Beyin manyetik tarama tekniklerinin ilerlemesi gösteriyor ki, kişiler karar verirken mantıktan çok duygusal ve sosyal içerikli tercihlerde bulunuyor, kendilerini mutlu edecek davranışlara yöneliyorlar. ABD Atlanta Emory Üniversitesinden Gregory Berns ve ekibi, 2002 yılında, Fonksiyonel Manyetik Rezonans Görüntüleme (MRI) teknolojisi ile 36 kadının beyinlerini taradı. Beynin ödül işleme alanı olan Corpus straitum alanının harekete geçmesini inceleyen ekip, kişilerin kendilerini daha çok mutlu eden davranış biçimini seçtiklerini tespit etti. Bir davranışın artı ve eksilerini değerlendirirken maddi kazançlardan çok duygusal ve sosyal içerikli kazançların önem taşıdığı görüldü. Daha fazla para kazanma yerine daha iyi bir insan olarak tanınma isteği, insanları arkadan vurmamak kaygısı vb faktörlerin, karar vermede önemli etkenler olduğu beyinsel olarak anlaşıldı.

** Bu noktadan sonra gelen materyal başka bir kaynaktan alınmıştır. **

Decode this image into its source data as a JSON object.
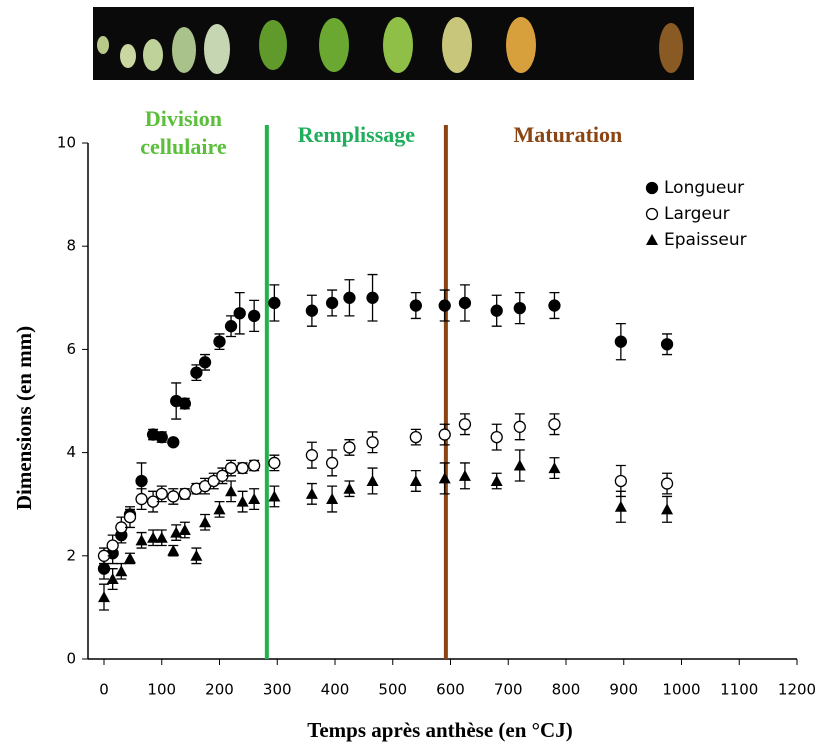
{
  "chart_data": {
    "type": "scatter",
    "xlabel": "Temps après anthèse (en °CJ)",
    "ylabel": "Dimensions (en mm)",
    "xlim": [
      0,
      1200
    ],
    "xticks": [
      0,
      100,
      200,
      300,
      400,
      500,
      600,
      700,
      800,
      900,
      1000,
      1100,
      1200
    ],
    "ylim": [
      0,
      10
    ],
    "yticks": [
      0,
      2,
      4,
      6,
      8,
      10
    ],
    "grid": false,
    "legend": "upper right",
    "vlines": [
      {
        "x": 282,
        "color": "#22b14c"
      },
      {
        "x": 592,
        "color": "#8b4513"
      }
    ],
    "phases": [
      {
        "label": "Division cellulaire",
        "color": "#5cbf3c"
      },
      {
        "label": "Remplissage",
        "color": "#1fae5b"
      },
      {
        "label": "Maturation",
        "color": "#8b4513"
      }
    ],
    "series": [
      {
        "name": "Longueur",
        "marker": "filled-circle",
        "color": "#000000",
        "x": [
          0,
          15,
          30,
          45,
          65,
          85,
          100,
          120,
          125,
          140,
          160,
          175,
          200,
          220,
          235,
          260,
          295,
          360,
          395,
          425,
          465,
          540,
          590,
          625,
          680,
          720,
          780,
          895,
          975
        ],
        "values": [
          1.75,
          2.05,
          2.4,
          2.8,
          3.45,
          4.35,
          4.3,
          4.2,
          5.0,
          4.95,
          5.55,
          5.75,
          6.15,
          6.45,
          6.7,
          6.65,
          6.9,
          6.75,
          6.9,
          7.0,
          7.0,
          6.85,
          6.85,
          6.9,
          6.75,
          6.8,
          6.85,
          6.15,
          6.1
        ],
        "errors": [
          0.2,
          0.2,
          0.15,
          0.1,
          0.35,
          0.1,
          0.1,
          0.05,
          0.35,
          0.1,
          0.15,
          0.15,
          0.15,
          0.2,
          0.4,
          0.3,
          0.35,
          0.3,
          0.25,
          0.35,
          0.45,
          0.25,
          0.3,
          0.35,
          0.3,
          0.3,
          0.25,
          0.35,
          0.2
        ]
      },
      {
        "name": "Largeur",
        "marker": "open-circle",
        "color": "#000000",
        "x": [
          0,
          15,
          30,
          45,
          65,
          85,
          100,
          120,
          140,
          160,
          175,
          190,
          205,
          220,
          240,
          260,
          295,
          360,
          395,
          425,
          465,
          540,
          590,
          625,
          680,
          720,
          780,
          895,
          975
        ],
        "values": [
          2.0,
          2.2,
          2.55,
          2.75,
          3.1,
          3.05,
          3.2,
          3.15,
          3.2,
          3.3,
          3.35,
          3.45,
          3.55,
          3.7,
          3.7,
          3.75,
          3.8,
          3.95,
          3.8,
          4.1,
          4.2,
          4.3,
          4.35,
          4.55,
          4.3,
          4.5,
          4.55,
          3.45,
          3.4
        ],
        "errors": [
          0.15,
          0.2,
          0.2,
          0.2,
          0.2,
          0.2,
          0.15,
          0.15,
          0.1,
          0.1,
          0.15,
          0.15,
          0.15,
          0.15,
          0.1,
          0.1,
          0.15,
          0.25,
          0.25,
          0.15,
          0.2,
          0.15,
          0.2,
          0.2,
          0.25,
          0.25,
          0.2,
          0.3,
          0.2
        ]
      },
      {
        "name": "Epaisseur",
        "marker": "triangle",
        "color": "#000000",
        "x": [
          0,
          15,
          30,
          45,
          65,
          85,
          100,
          120,
          125,
          140,
          160,
          175,
          200,
          220,
          240,
          260,
          295,
          360,
          395,
          425,
          465,
          540,
          590,
          625,
          680,
          720,
          780,
          895,
          975
        ],
        "values": [
          1.2,
          1.55,
          1.7,
          1.95,
          2.3,
          2.35,
          2.35,
          2.1,
          2.45,
          2.5,
          2.0,
          2.65,
          2.9,
          3.25,
          3.05,
          3.1,
          3.15,
          3.2,
          3.1,
          3.3,
          3.45,
          3.45,
          3.5,
          3.55,
          3.45,
          3.75,
          3.7,
          2.95,
          2.9
        ],
        "errors": [
          0.25,
          0.2,
          0.15,
          0.1,
          0.15,
          0.15,
          0.15,
          0.1,
          0.15,
          0.15,
          0.15,
          0.15,
          0.15,
          0.2,
          0.2,
          0.2,
          0.2,
          0.2,
          0.25,
          0.15,
          0.25,
          0.2,
          0.3,
          0.25,
          0.15,
          0.3,
          0.2,
          0.3,
          0.25
        ]
      }
    ]
  }
}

“Uygarlığın karşılığı nevrozla ödenir” Freud
“Adalet örümcek ağına benzer; zayıf sinekler ona takılır, büyük sineklerse onu deler geçer” sözünün pirim yaptığı toplumlarda barış beklenemez. Adaleti delenler de hep özel muamele bekleyen, hukuku gerektiğinde rafa kaldırabileceğini düşünen narsistlerdi.
“Narsistik kişiler, demokrasiyi kendi çıkarlarına hizmet etmedikçe sevmezler. Kendilerine dalkavukluk yapılmasını engellediği için demokrasiye “halk dalkavukluğu” denilmesinden hoşlanırlar.
Birisi Sokrates’e bir haber aktarmak istiyor. Sokrates o kişiye, “Söyleyeceğini önce üç filtreden geçirelim ondan sonra anlat” diyor. Birincisi, “Doğruluk Filtresi” dir. Anlatacağının doğru olduğuna inanıyor musun? İkincisi, “İyilik Filtresi” dir. Anlatacağın gerçekler iyi şeyler mi? Üçüncüsü ise, “Faydalık Filtresi” dir. Anlatacağın şeylerin faydası var mı? Sokrates bu üç filtreyi sıraladıktan sonra, haber anlatmak üzere kendisine gelen bir kişiye, “Doğru, iyi ve faydalı olmayan bir şeyi bana anlatma” der.
Düşünceye duygu eklenirse inanç oluşur. İnanç devam ederse davranış gelişir. Davranış devam ederse alışkanlık ve alışkanlık devam ederse kişilik oluşur. Çocukluğumuzda öğretilen her şey tekrarlanırsa kişiliğimiz haline gelir. Kişi istemedikçe bu network’ler değişmez.
Erken çocukluk dönemlerinde çok televizyon seyreden çocuklarda okumak, bedenini kullanmak, çevrede yönünü bulmak gibi öğrenme biçimleri gelişmiyor. Aynı biçimde şiddet, acı, ıstırap içeren filmleri seyreden çocuklarda duyarsızlık, aldırmazlık başlıyor ve acıma, empati duygusu gelişmiyor.